Web lists-archives.com

Re: [PATCH v10 3/3] read-cache: speed up add_index_entry during checkout






On 4/17/2017 10:53 AM, Jeff Hostetler wrote:


On 4/15/2017 1:55 PM, René Scharfe wrote:
Am 14.04.2017 um 21:12 schrieb git@xxxxxxxxxxxxxxxxx:
From: Jeff Hostetler <jeffhost@xxxxxxxxxxxxx>

Very nice, especially the perf test!  But can we unbundle the different
optimizations into separate patches with their own performance numbers?
Candidates IMHO: The change in add_index_entry_with_check(), the first
hunk in has_dir_name(), the loop shortcuts.  That might also help find
the reason for the slight slowdown of 0006.3 for the kernel repository.

Let me take a look at this and see if it helps.

Last night I pushed up version 11 which has the 3 parts
of read-cache.c in 3 commits (but still in the same patch
series).  This should allow for more experimentation.

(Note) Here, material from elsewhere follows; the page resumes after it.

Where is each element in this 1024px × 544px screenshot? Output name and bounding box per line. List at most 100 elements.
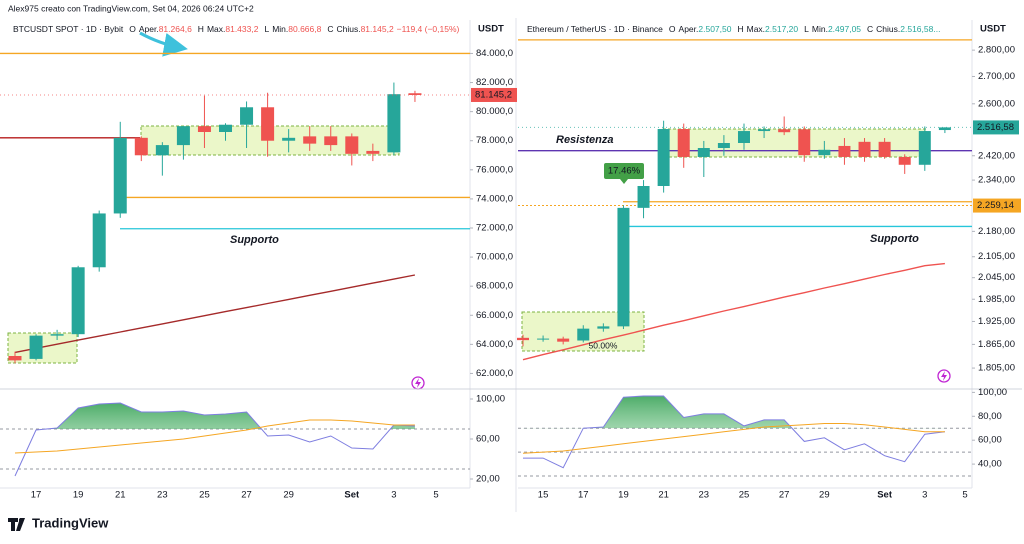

The add_index_entry_with_check() shows a gain.  For the
operations in p0006 on linux.git, the short-cut was being
taken 57993 of 57994 times.

The top of has_dir_name() -- by itself -- does not, but
the short-cut only triggers when the paths have no
prefix in common -- which only happens when the top-level
directory changes.  On linux.git, this was 19 of 57993.
However, it does set us up for the next part.

The 3 loop body short-cuts hit 54372, 3509, and 86 (sum
57967) times.  So in p0006, the search was only attempted
7 times (57993 - 19 - 57967) most of the time.


WRT the slowdown of 0006.3 on linux.git, I suspect this is
I/O noise.  In the commit message for part 2 in V11, I
show 2 runs on linux.git that show wide variance in the 0006.3
times.  And given the nature of that test, the speed up in the
lookups is completely hidden by the I/O of the full checkouts.
When I step up to a repo with 4M files, the results are very
clear.

https://public-inbox.org/git/20170417213734.55373-6-git@xxxxxxxxxxxxxxxxx/